# Royal Canin golden retriever breed specific



## Carraig (Jan 4, 2008)

Welcome to the board Griffin. We'll be looking forward to pictures of your pooch.

As for the food, I have not used that brand. But I think anytime a dog turns one down, it's trying to tell you something. If it were a matter of changing the food for his health, you could stick it out, because sooner or later a hungry dog will eat. But I think in this case if the old food worked for you, I would go back to it.

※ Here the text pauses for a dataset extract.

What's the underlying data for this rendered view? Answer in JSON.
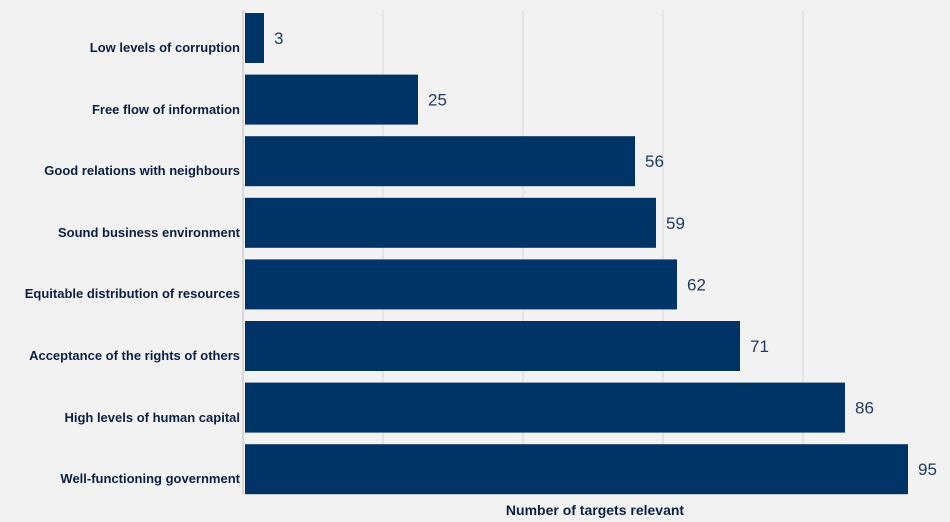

Many stores and/or manufacturers will refund you for a bag that your dog won't eat. It is worth contacting the store, then Royal Canin.


----------



## TuckerPupp (Apr 10, 2008)

I feed my Golden Royal Canin but I just feel him the Large Breed adult brand.. he LOVES it! My vet was rather happy with the food choice as well. I have not tried the GR specific brand cause I have another non-golden dog in the house. She is the picky eater and when Royal Canin changed they food to more breed specific she noticed the difference. I would stick with the food your dog likes. Check the labels and compare the ingredients I bet the lab and the golden formula are not too different anyway it is probably just a different flavor and shape. Best of Luck!


----------



## DelmarvaGold (Mar 7, 2006)

Maybe the bag of food is spoiled. I'd take it back to the store and continue to feed his old food if he did well on it.

BTW...welcome


----------



## T&T (Feb 28, 2008)

Did you compare ingredients (and order in which they are listed) to see the difference ? I would email/call them (CDA) www.royalcanin.ca OR
(USA) www.royalcanin.us 
We fed RC to Miss T (eng.mastiff) as a pup & had stool volume/frequency problems, their customer svce was VERY cooperative & helpful. Turned out it was the corn she was reacting to and we ended up switching 
food companies completely. 
They do have 100% gtee so you can return/exchange. 
I'm just disappointed RC did not make it to the WHOLE DOG JOURNAL 2008 List of Approved Dry Dog Foods this year as they never responded to the Journal's inquiry about their "origin of manufacture" . Disclosure of manufacture origin is a new criteria for selection ...


----------



## griffin (Apr 16, 2008)

Thanks for your replies... I switched back to the old foor (RC Lab) and he is lovin' it again


----------